The Thirteenth Amendment abolished slavery in the US in 1865, and freed an estimated 4 million people after more than a century of the cruel institution. The manuscript that sold at Sotheby’s was a congressional copy and one of only 15 known versions signed by Lincoln, the driving force behind having the amendment passed and ratified. The copy was also signed by senators and congressmen who supported it. Only four such examples remain in private hands, according to Sotheby’s.
The Emancipation Proclamation, a presidential executive order passed in 1863 in the middle of the US Civil War, declared enslaved people in Confederate territory free. It meant more than 3.5 million people in secessionist states were no longer enslaved, though it did not apply to slave states that remained loyal to the Union or areas already under Union control.

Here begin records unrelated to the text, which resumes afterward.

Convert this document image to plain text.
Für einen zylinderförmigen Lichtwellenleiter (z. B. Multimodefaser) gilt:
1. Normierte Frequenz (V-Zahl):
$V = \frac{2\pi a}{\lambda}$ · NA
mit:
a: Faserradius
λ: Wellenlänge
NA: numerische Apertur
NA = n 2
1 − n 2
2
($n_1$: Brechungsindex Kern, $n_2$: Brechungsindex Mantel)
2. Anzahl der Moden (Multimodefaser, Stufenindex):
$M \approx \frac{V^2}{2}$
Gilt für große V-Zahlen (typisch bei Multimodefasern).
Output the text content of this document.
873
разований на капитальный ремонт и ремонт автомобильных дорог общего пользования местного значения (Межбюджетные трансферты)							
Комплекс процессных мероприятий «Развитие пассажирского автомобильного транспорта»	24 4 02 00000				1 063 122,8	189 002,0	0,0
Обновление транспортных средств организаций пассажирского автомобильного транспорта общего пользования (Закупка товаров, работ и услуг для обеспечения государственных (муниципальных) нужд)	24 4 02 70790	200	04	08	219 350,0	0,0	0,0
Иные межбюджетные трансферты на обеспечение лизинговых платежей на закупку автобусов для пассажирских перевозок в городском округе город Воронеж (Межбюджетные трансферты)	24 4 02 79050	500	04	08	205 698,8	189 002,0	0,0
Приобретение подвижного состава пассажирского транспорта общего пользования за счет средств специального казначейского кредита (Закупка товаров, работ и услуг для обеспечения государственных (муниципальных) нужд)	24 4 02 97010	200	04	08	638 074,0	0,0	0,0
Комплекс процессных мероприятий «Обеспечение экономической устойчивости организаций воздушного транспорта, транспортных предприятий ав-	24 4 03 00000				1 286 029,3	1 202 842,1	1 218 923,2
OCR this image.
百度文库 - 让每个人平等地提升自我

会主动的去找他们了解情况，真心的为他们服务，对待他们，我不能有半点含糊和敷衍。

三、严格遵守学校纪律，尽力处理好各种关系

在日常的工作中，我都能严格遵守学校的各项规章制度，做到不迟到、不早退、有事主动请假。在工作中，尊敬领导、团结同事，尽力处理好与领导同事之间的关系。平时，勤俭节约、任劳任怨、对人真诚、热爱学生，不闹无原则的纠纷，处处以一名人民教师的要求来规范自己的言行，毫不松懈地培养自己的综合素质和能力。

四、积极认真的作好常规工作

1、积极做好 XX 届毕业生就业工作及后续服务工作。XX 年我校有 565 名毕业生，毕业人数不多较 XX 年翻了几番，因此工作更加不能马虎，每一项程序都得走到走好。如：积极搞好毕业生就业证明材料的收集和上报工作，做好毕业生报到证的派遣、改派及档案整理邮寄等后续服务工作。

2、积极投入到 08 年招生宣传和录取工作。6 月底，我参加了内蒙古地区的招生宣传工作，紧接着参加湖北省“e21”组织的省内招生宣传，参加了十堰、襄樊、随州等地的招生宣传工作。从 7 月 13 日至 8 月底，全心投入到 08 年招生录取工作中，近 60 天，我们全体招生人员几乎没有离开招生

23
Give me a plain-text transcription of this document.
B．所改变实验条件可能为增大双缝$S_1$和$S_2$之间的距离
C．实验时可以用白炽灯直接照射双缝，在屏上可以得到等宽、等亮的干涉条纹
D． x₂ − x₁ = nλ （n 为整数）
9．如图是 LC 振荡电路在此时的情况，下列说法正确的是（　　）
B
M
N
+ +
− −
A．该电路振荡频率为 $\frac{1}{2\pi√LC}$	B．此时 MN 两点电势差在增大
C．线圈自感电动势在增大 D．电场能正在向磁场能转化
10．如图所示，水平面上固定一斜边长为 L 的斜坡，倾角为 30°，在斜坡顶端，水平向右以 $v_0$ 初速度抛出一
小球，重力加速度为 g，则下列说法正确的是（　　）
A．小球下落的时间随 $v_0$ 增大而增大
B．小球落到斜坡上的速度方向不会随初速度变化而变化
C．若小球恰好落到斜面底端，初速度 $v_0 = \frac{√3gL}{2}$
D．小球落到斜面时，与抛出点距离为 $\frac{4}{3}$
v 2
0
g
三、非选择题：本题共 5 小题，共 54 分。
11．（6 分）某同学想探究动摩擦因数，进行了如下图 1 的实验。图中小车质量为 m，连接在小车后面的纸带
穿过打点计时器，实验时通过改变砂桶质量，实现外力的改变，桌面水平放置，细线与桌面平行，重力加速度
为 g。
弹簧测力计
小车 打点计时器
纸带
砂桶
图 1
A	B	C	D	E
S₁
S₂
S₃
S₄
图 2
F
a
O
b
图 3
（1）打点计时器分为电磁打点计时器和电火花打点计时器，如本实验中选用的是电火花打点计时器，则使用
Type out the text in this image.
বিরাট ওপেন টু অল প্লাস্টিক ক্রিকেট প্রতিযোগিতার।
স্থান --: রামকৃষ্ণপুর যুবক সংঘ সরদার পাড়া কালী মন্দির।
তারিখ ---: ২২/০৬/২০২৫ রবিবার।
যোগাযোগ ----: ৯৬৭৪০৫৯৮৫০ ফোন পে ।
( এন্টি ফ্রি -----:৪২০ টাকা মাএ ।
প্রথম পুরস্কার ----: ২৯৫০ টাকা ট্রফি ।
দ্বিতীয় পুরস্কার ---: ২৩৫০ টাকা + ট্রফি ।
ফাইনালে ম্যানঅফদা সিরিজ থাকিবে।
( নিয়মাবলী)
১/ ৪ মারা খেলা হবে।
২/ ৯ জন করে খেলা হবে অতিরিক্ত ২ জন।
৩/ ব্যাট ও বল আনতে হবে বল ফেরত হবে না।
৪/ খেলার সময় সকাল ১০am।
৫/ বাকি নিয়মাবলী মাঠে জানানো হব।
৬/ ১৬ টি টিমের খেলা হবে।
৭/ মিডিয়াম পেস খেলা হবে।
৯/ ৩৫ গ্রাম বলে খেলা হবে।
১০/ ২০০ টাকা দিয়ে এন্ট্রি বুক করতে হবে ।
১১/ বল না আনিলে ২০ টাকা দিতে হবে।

The previous record for a copy of the 13th Amendment at auction was $2.4m, set in 2016, while the previously most valuable copy of the Emancipation Proclamation sold at auction in 2010 for $3.8m, both at Sotheby’s, according to the auction house.
“Since our founding, America has been on a journey to form a more perfect union,” Griffin said in a statement. "The Emancipation Proclamation and the 13th Amendment marked a profound step forward, abolishing the scourge of slavery and advancing the ideal that all people are created equal."
Griffin is a top Republican donor who has given more than $100m to conservatives running for office, according to data from the Federal Election Commission. He said last year that he voted for President Donald Trump, whom he previously called a “three-time loser”.
The two rare documents are the latest additions to Griffin's wide-ranging collection. Besides art and dinosaur bones, he has a penchant for historic manuscripts. He outbid a group of crypto investors to buy a first-edition copy of the US Constitution at a 2021 Sotheby's auction, dropping a record-breaking $43.2m (including fees).
In May Griffin revealed that he also owns a rare early printing of the precursor to the Bill of Rights. He will lend that document and his copy of the US Constitution to the National Constitution Center in Philadelphia—to which he has also just given a $15m gift—for a special exhibition timed to next year’s US semiquincentennial.
According to Sotheby's, Griffin also intends to lend his two newest acquisitions to an unspecified institution in the US.